This was devastating for me to read; not only because the juxtaposition of what I said about Vlok’s actions could be read to negate the validity of Khanyile’s response to the foot-washing. What gutted me about the scene is the fact that, until that point, Khanyile thought that because he’d not been a victim of gross human rights abuses, he was not a victim of apartheid.
That, folks, was the converse, from the victim’s perspective, to what I’d told the journalist of Vlok’s view of his role as a perpetrator.
Until that point, I’d only peripherally considered the totalising effects of the transition period’s concepts — of its reconciliation ideology, in other words — on the victims of apartheid … on people classified “non-white”. Not only does Vlok understand his only crimes as gross human rights abuses and perhaps a white supremacist mindset that he’s shed through bowing and washing the feet of black people; but there are also people, like Khanyile, who apartheid oppressed who believe, even if at a subconscious level, that their lives were untouched by the crime that was apartheid.

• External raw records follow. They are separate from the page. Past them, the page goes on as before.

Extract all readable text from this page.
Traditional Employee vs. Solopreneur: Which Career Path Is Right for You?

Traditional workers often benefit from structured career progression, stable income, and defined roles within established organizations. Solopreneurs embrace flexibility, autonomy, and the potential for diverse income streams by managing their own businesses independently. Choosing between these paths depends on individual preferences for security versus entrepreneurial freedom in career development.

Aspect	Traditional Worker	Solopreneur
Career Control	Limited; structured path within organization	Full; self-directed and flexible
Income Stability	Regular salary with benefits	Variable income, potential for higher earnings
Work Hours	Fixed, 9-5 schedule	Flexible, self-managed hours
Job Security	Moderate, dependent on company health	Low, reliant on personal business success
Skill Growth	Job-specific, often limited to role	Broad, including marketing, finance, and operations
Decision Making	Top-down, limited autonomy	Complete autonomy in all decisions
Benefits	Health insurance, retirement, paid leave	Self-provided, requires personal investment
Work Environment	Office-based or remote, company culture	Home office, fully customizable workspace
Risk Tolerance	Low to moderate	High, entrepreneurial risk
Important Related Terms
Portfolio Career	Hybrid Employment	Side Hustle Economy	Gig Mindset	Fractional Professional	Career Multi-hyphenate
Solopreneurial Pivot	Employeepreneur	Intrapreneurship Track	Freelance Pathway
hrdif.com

But that is simply not the case. It’s just that for Khanyile, and like for many others, life just went on within the limiting parameters of the oppression.
So, if ever Vlok offers to wash my feet, I will refuse. I might reconsider if he applies his mind independently of the transition period’s received knowledge of what constitutes victim, perpetrator and crime of apartheid, and what constitutes actions that make victim and perpetrator whole again. I suspect that if he does this, and if he’s genuine about the change he’s undergone, he’ll stop making a show of washing black people’s feet and become more actively, and humbly, involved in dismantling the socioeconomic order he defended so brutally.
Washed feet and food parcels do almost nothing to dismantle the socioeconomic order he defended so brutally. They only extinguish his moral anguish and do little reparative work for his victims — all 46.9 million of them.
This is what radical reconciliation is to me: In addition to the psychological and interpersonal work popularised by the TRC, it means also dismantling the socioeconomic order apartheid, and Dutch and British slavery and colonialism before it, created in this country. It is not, as some seem content to do, changing only the racial composition of the socioeconomic order such that we attain racial representativity among the strata of the elite, petty bourgeoisie, proletariat and unemployed and marginalised. It’s that we ought to be flattening this hierarchy and constructing an egalitarian society wherein everybody has, at minimum, their basic human needs — particularly their socioeconomic needs— met.
I have my own ideas of how this society might be constructed.
However, until we have a consensus that this is the society we want to construct, and that this is a society that will be good for us all, we will continue to experience intergroup strife, like Marikana, Boer separatists, service delivery protests, etc — whether among races, social classes, ethnic and religious groups, or whichever way the inequitable socioeconomic order ends up being reconstructed among us when the current project of “transforming” the country ends.